Dimi hoping for day to remember
Friends Life t20 finals day is a special occasion for any player - but there will be few looking forward to Saturday's showpiece more than Hampshire all-rounder Dimitri Mascarenhas.
The veteran campaigner is no stranger to the biggest stage, having enjoyed many fruitful years in the south east as well as some glorious moments with England.
Yet merely stepping on to a cricket field seemed unlikely two years ago, when Mascarenhas was left fearing for his career due to a serious Achilles injury.
The problem meant he missed almost the entire season in 2010 - something that was made all the more frustrating by him being sidelined as Hampshire historically won the t20 competition on home ground.
By his own admission, Mascarenhas then got through half of last season "on one leg", which may explain a disappointing showing as the side returned to finals day.
On that occasion, his two overs went for 22 runs as Somerset eventually won the last-four tie against Hampshire in a super over.
Now fully fit, the Royals t20 skipper is ready to deliver on the biggest stage in English domestic cricket.
"Back then (in 2010), I was officially captain as well and did not play," Mascarenhas told ecb.co.uk. "I am just very excited about it; you do not get to these things every day.
"It is brilliant to be back and part of this side.
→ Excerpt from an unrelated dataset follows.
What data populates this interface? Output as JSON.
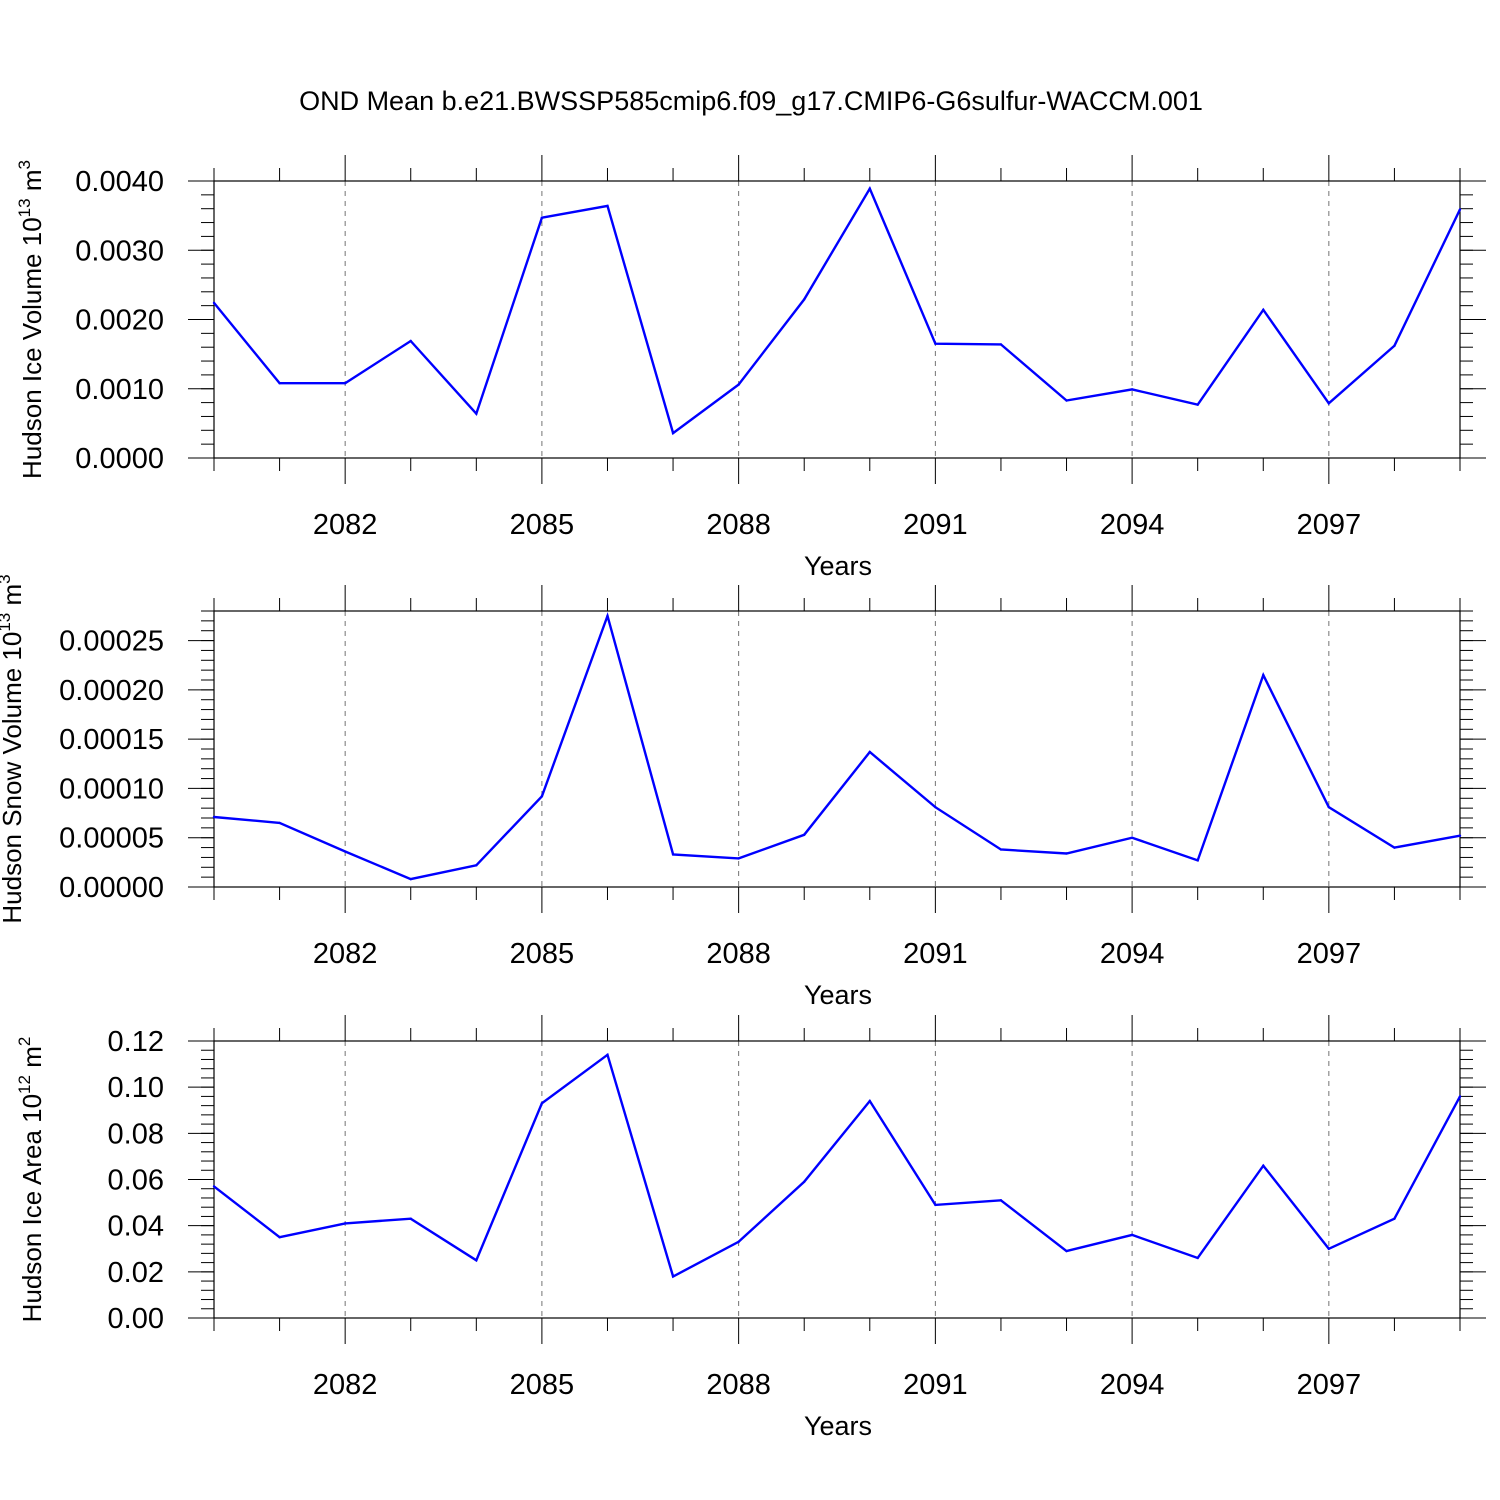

Last year, I came back and was pretty much playing on one leg.
"I was just pleased to get through half a season, whereas this season the Achilles has come on a lot better. I have played a lot more and am very excited.
"I am captaining in the Twenty20s, which is a great honour that I am very excited about. I am playing well as well, which has been nice.
"Two years ago, I did not even know whether I was going to be playing again. So to be playing in a finals day again is great and I will treasure it.
"We have been lucky enough to get there in the last three years, and hopefully we can play well and go at least one better than we did last year."
Hampshire face a stiff challenge in their bid to reach the finale.
Indeed, opponents Somerset also enjoy remarkable consistency in the game's shortest form having been beaten in the final three years running.
It is, therefore, difficult to pick a winner - though it would be wise to expect a thrilling contest if recent history is anything to go by.
Incredibly, the sides have played out ties in their last two meetings at finals day; Somerset emerged victorious in the aforementioned super over last time out, while the Royals won by virtue of losing fewer wickets in the final a year previous.
One man who remembers both is Neil McKenzie, formerly of Somerset, whose half-century for Hampshire earned him the man-of-the-match award in the 2010 final.
"We have played the same opposition in two finals days now and nobody has known who's won it," he said.
"Last year, we tied and had the power over or whatever they call it, so hopefully there will be an outright winner at the end of this one. I think the coach is a little greyer (because of the games).
"I try and get runs anytime I go to the wicket, but everyone wants to do well on the big occasions. Hopefully, I can keep doing it and producing that - that's when you want to get them."
The South African's thirst for performing when it matters most was evident once again as his 49-ball unbeaten 79 helped the Royals claim an unlikely four-wicket quarter-final victory over Nottinghamshire.
"It was really good," he said. "I think things have been a little stop-start for me in terms of not getting the runs I wanted in the early stages and there being a bit of rain around.
"So it was good to contribute and get our side over the line."
As an overseas star, South African McKenzie will doubtless be feeling the pressure to deliver more silverware for the Royals.
Yet the burden he faces pales in comparison to that which awaits Mascarenhas, who must marry skippering the side with his role as an all-rounder.
"It is tough," he said. "Everyone knows I have a specific role (with the ball) in that I try and get my four overs out of the way up front.
"I am pretty lucky with the experienced players I have around me. I have the likes of Neil McKenzie and Simon Katich, who are very good at coming up with ideas on the field."
The ability to rely on senior players will undoubtedly ease Mascharenhas - though merely being fully able to perform should bring its own serenity after two frustrating years.